“We want to preserve what we have, and we want to have institutions who can guarantee clean air, clean water, and a clean environment,” continued Živković, highlighting that “around 1.5 million people in Serbia don’t have access to clean water.”
Fear campaign
Rio Tinto has led an extensive campaign of its own to assuage those environmental concerns.
“We respect the right to protest, but what we’re seeing here is a fear campaign — deliberate and wilful disinformation saying that we’re an open pit mine, that we’re going to poison water supplies, that agriculture will not continue … anything that can create fear,” Chad Blewitt, the managing director of the Jadar project, told POLITICO in an interview.

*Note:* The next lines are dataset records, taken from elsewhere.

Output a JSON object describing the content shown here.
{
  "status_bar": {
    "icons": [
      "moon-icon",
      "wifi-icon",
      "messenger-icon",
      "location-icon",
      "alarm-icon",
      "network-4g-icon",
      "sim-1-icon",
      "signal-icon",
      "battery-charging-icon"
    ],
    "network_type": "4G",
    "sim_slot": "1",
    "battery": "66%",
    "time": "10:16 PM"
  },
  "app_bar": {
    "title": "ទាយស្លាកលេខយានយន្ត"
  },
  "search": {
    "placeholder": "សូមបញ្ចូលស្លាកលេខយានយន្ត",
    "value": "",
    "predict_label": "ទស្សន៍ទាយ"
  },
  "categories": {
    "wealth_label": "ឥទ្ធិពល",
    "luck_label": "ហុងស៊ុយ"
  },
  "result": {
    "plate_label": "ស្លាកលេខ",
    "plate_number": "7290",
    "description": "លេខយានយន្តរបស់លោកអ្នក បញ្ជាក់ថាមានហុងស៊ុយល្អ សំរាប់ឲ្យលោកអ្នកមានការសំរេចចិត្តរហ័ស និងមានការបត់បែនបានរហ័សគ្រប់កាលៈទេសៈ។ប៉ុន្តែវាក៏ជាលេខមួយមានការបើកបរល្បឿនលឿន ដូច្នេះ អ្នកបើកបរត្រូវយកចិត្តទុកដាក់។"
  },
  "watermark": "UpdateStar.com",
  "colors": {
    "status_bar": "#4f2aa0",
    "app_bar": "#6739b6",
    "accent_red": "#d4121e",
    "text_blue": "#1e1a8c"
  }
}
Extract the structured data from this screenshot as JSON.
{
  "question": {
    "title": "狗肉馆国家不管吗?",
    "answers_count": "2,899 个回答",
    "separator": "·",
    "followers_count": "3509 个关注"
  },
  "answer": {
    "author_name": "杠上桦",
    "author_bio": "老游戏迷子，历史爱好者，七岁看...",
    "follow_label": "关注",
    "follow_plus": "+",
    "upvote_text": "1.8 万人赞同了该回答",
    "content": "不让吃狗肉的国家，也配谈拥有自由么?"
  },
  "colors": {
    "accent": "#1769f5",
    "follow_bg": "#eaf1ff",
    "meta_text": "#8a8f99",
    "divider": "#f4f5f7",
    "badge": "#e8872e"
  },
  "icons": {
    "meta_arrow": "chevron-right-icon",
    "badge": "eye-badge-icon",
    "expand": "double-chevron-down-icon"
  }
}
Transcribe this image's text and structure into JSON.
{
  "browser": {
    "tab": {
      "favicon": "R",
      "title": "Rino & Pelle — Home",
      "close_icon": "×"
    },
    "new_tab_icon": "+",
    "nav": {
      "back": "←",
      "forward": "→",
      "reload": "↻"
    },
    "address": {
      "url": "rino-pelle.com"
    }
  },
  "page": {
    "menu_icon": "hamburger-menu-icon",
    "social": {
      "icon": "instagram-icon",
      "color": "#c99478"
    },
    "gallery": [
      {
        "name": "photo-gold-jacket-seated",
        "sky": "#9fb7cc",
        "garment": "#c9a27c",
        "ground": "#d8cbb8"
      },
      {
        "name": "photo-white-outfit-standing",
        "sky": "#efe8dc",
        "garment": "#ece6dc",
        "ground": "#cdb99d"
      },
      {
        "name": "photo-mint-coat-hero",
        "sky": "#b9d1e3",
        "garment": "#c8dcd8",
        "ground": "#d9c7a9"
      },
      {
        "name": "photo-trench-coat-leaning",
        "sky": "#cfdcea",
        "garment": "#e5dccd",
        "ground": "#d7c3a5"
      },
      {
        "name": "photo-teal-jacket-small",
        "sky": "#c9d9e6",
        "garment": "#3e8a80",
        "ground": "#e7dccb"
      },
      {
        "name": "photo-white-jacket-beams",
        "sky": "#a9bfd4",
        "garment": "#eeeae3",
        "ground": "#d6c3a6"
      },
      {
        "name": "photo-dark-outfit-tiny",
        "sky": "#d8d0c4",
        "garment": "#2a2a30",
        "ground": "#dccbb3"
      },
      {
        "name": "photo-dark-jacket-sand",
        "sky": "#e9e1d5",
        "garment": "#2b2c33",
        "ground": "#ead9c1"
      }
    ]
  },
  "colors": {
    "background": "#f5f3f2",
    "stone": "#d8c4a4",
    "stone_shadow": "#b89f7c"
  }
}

Denying the activists’ allegations, Rio Tinto asserts that the underground mine would fully comply with EU and Serbian environmental laws. In June, the company published preliminary drafts of environmental impact assessment studies covering the mine, a surface processing plant, and an industrial waste landfill.
“We’ve been on this project for 20 years and we’ve spent €600 million on it. This is the most studied lithium project in the world,” Blewitt argued.
Blewitt echoed some of the statements made by Scholz and Šefčovič, namely that the mine will be constructed and operated not only to EU standards, but also “the highest standards in the world.”
But the activists are determined to ramp up the pressure. “They say that the sacrifice is worth it, and we don’t agree,” said Živković.